Thursday, February 10, 2005

Yesterday's post is gone

I had a post here yesterday that I withdrew after a few hours. It asked readers to post their five greatest qualities publicly. The challenge there was that people are often very confident about their qualities in private and in their own head. However, when it comes to stepping up on a pedestal and addressing a crowd the very same qualities can sound phony, braggist and in a sense like a Miss Universe contest where truly intellectually-challenged women stand in front of a similar crowd and announce their positive traits.

I have always struggled with that. I simply undermine myself when someone asks me what I do. I know I do a whole lot and am an important contributor in my company and I hold a whole lot of credibility. But if someone asks me what I do, I give a stupid dumb answer like, "I'm a menial programmer"...and that's so untrue it frustrates me the moment after I answer. I'm definitely not a menial programmer. I started out that way four years ago. Today, I barely write any code whatsoever. I have moved on to be a Technical Lead and coordinate internal or customer projects with teams of three or four people at a time. See, that's so far away from being a menial programmer yet I can't get myself to say that to someone because to me it sounds like I'm bragging. Am I ???? Can you state your qualities publicly like that ??

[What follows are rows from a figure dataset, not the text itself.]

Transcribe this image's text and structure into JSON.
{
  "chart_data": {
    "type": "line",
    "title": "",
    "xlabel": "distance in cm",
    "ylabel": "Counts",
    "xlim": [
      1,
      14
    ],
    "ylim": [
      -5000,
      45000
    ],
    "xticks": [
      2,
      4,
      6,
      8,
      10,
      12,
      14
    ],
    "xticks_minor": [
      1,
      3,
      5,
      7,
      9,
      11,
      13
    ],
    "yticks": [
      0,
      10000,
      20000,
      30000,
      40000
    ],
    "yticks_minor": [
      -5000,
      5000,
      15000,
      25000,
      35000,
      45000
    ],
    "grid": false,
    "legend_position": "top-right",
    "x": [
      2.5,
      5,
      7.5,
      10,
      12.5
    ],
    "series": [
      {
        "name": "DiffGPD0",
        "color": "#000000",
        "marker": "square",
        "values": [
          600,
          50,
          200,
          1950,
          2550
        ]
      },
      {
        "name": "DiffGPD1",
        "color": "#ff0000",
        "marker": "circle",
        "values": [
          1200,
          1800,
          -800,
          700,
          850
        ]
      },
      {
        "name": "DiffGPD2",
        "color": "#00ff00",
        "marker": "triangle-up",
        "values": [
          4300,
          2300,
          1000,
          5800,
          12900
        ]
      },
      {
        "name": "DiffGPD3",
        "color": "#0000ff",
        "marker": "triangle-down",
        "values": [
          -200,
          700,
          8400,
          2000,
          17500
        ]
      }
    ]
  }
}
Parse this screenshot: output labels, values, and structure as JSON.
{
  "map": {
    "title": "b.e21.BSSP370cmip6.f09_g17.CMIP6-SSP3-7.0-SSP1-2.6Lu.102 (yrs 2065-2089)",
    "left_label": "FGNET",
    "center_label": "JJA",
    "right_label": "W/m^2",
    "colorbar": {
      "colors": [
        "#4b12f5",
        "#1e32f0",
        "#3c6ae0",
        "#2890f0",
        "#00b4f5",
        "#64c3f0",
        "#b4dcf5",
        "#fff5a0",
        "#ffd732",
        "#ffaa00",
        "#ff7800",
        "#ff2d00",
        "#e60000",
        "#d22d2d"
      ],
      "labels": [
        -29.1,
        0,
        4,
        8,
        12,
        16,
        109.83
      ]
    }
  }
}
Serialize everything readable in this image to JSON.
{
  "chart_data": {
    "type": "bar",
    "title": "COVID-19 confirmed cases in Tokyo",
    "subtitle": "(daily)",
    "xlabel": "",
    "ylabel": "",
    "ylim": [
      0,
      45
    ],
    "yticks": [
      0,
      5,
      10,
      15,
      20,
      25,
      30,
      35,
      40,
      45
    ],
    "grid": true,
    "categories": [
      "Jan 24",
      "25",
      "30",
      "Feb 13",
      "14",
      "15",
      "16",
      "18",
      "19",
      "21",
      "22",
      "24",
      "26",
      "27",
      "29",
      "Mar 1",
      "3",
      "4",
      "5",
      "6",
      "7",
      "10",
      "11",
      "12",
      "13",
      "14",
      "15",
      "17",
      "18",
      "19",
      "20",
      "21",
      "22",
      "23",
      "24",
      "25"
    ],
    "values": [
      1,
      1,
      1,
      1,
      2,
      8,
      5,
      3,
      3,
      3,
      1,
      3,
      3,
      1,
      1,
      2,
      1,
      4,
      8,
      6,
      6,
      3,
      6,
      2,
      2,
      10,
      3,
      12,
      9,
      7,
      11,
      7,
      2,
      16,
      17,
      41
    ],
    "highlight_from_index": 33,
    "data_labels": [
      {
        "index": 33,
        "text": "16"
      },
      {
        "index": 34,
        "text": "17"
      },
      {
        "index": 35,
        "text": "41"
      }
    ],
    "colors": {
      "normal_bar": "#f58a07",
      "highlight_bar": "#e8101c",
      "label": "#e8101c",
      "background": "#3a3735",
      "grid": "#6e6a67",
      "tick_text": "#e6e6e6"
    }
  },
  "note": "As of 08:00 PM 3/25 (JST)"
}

And that's why I withdrew the post - precisely because of this struggle that I go through. I read my own post - felt like I was bragging and sounding foolish - and withdrew the post. I have GOT to overcome this stupidity !!

1 Comments:

Blogger Archana said...

What can I say except 'you know yourself better than anyone else'.....why care what people think when you know that you are not bragging? why care what someone thinks when you are expressing what you are?